Parks originally wanted to be an actor, yet he realized performing didn’t come as naturally to him as music and found a lack of parts written for bass singers. He blended his two loves into a degree specifically for music direction for musical theater to stay in the industry.
He worked as an assistant music director for Lake Dillon Theatre Co.’s production of “Chicago” in 2007 while still in college and most recently was the music director for Lake Dillon’s “Kiss of the Spider Woman” in 2012. He has done a few concerts sporadically since then, but nothing has become such a focal point in his life as “Chicago.” After going on tour with it for a couple of years, the show was his Broadway debut right before the pandemic.

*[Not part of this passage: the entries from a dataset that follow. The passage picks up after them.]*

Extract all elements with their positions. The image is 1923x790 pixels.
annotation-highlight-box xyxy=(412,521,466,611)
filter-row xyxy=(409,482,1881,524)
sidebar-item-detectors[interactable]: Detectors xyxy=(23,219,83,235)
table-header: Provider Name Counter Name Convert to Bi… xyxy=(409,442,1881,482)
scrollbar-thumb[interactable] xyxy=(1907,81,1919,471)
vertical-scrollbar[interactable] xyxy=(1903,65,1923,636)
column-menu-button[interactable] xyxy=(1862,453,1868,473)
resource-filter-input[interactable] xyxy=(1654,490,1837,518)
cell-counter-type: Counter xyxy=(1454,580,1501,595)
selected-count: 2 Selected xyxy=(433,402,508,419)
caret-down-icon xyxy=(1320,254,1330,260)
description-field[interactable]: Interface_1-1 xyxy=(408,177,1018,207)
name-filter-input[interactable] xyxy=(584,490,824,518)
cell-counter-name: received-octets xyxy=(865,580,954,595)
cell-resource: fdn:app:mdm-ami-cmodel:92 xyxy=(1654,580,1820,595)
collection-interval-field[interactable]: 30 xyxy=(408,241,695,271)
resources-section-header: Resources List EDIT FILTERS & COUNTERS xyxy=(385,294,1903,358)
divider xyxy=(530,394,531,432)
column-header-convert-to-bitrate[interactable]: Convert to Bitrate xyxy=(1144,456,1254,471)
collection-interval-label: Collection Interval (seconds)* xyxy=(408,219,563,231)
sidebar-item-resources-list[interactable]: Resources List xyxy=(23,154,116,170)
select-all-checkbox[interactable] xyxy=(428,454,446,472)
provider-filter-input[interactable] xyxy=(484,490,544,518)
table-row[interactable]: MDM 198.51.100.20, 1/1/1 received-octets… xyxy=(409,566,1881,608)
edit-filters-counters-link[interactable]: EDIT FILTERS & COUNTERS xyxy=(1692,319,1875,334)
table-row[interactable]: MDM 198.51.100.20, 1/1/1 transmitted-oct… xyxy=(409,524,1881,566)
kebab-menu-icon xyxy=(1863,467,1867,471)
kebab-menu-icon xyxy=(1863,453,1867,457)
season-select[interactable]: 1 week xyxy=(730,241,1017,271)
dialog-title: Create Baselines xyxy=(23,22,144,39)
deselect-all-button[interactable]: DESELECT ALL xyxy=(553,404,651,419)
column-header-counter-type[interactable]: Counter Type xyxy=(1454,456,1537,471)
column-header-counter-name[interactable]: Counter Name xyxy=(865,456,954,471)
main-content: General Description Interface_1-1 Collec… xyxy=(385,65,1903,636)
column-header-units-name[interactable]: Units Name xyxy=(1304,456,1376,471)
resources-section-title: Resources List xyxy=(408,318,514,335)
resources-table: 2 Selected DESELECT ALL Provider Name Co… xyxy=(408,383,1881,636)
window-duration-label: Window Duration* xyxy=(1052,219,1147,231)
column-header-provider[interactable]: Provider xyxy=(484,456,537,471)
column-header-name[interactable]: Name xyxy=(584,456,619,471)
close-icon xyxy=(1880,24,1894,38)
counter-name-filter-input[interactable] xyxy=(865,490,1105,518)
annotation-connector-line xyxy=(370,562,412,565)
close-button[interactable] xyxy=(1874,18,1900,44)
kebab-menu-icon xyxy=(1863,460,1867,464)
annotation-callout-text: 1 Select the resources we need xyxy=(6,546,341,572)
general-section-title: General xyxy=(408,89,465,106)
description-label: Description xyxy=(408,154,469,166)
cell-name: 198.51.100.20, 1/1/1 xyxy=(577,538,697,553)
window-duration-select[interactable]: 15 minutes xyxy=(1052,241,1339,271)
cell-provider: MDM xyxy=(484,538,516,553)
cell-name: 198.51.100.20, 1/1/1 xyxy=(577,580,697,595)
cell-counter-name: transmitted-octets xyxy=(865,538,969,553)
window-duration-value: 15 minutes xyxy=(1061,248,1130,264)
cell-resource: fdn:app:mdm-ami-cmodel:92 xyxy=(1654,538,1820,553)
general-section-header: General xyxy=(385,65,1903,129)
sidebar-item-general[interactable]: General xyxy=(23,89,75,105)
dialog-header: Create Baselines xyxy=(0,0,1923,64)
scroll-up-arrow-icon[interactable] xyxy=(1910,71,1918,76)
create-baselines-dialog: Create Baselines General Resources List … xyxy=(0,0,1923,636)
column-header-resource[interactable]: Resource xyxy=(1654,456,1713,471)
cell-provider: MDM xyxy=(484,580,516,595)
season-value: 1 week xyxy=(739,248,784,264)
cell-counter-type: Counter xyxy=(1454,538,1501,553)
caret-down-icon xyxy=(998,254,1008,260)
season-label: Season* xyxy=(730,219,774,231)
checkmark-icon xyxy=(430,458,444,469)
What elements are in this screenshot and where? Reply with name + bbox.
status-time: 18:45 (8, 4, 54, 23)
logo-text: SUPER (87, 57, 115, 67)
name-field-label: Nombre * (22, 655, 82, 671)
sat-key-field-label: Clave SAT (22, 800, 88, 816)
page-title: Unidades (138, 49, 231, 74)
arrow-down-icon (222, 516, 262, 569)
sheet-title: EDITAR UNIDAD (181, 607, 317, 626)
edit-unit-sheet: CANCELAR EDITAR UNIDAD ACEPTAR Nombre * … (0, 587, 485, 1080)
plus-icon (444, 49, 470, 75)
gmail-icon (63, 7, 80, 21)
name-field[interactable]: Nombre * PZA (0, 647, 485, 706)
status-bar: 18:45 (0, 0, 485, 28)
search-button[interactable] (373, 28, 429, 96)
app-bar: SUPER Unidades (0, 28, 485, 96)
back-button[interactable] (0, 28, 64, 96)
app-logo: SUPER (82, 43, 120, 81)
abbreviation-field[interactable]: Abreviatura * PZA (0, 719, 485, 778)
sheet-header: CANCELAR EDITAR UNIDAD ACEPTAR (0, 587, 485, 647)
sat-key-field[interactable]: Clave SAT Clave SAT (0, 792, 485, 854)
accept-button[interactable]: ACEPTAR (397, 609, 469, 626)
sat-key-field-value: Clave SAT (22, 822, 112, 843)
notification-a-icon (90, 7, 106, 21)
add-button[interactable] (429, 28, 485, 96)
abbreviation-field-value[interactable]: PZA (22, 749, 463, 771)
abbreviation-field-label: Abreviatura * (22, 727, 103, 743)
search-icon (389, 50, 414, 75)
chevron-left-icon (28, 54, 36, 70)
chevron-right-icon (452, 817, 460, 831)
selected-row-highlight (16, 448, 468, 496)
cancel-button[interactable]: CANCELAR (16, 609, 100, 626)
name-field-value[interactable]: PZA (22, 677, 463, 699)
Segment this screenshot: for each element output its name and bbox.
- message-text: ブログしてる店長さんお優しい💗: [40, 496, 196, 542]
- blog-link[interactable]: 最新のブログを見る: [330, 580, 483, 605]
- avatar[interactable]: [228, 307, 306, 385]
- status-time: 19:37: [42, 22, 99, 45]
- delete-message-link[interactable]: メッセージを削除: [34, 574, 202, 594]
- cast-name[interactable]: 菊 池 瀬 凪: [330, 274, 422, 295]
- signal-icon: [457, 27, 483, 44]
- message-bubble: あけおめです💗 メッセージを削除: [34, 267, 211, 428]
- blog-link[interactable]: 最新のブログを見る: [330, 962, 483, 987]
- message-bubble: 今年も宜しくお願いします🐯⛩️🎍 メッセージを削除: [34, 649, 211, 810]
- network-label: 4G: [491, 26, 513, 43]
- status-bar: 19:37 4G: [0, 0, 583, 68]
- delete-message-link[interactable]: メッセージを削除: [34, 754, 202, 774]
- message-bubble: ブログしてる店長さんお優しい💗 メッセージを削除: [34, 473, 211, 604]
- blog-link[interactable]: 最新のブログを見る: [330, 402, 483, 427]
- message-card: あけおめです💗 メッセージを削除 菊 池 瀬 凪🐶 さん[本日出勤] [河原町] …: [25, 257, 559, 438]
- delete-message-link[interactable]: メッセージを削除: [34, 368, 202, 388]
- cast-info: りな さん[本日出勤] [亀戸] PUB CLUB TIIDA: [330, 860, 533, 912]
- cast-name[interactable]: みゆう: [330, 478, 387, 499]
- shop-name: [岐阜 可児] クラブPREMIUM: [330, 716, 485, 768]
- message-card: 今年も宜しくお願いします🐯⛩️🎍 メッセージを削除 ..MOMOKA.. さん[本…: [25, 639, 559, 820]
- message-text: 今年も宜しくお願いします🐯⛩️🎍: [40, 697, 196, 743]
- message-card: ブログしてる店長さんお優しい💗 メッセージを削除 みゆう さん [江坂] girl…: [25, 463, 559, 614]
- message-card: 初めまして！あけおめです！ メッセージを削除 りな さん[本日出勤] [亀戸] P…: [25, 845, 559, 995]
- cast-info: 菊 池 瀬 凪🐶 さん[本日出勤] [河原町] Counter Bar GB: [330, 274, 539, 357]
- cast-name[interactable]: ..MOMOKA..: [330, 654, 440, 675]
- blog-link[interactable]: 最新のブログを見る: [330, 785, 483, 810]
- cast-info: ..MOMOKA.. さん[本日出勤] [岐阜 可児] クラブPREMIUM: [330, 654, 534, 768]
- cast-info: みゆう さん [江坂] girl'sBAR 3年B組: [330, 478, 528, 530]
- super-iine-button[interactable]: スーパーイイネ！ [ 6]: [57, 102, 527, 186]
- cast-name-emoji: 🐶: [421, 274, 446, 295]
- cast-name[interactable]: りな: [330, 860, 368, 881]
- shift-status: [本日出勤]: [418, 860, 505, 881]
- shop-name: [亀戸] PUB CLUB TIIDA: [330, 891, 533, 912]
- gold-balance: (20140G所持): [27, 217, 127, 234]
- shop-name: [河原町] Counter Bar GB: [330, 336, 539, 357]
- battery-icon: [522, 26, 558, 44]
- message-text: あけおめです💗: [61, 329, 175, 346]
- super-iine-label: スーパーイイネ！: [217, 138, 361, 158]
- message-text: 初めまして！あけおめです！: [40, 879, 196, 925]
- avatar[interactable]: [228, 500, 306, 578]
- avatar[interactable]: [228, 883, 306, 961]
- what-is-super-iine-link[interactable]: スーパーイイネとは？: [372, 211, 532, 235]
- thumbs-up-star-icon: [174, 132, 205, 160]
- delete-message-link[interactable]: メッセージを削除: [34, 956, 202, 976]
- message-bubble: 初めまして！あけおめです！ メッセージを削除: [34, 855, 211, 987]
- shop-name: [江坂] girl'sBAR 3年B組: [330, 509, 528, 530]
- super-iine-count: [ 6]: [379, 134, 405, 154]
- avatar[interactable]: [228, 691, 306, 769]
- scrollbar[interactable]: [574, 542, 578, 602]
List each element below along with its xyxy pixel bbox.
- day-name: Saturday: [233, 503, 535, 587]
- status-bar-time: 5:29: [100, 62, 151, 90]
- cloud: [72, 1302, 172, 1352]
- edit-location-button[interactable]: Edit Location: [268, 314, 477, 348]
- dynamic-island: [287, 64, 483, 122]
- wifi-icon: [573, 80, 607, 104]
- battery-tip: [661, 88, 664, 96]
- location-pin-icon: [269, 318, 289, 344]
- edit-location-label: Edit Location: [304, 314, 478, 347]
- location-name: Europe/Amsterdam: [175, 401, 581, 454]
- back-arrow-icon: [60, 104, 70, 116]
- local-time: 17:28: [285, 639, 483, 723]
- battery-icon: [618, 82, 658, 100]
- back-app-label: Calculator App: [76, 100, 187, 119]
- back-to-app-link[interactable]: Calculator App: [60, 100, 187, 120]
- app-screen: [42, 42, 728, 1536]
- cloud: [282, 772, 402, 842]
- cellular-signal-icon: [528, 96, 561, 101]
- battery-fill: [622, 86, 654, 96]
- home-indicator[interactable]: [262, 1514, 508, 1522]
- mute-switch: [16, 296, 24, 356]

“I think it is one of the most brilliant shows ever written,” Parks said. “The orchestrations are brilliant, and each time you play it, it seems like you’re always learning something about it. It’s so much fun. I loved that Lake Dillon sparked that interest in me, too. They taught me everything I know.”
Though “Gathering Light” is a much-needed creative outlet for the performers, the artistic future of Beck, McNiff and Parks isn’t wholly clear. Parks is working on “Godspell” with a Connecticut high school while McNiff has nothing on the horizon except for getting back into video submissions for auditions. Beck will start graduate school in the fall to study marriage and family therapy.
“The past year has been kind of a gestation period of how I would like to keep performing in my life but also expand my horizons and hoping that those horizons will only widen my skill set to contribute to the world,” Beck said.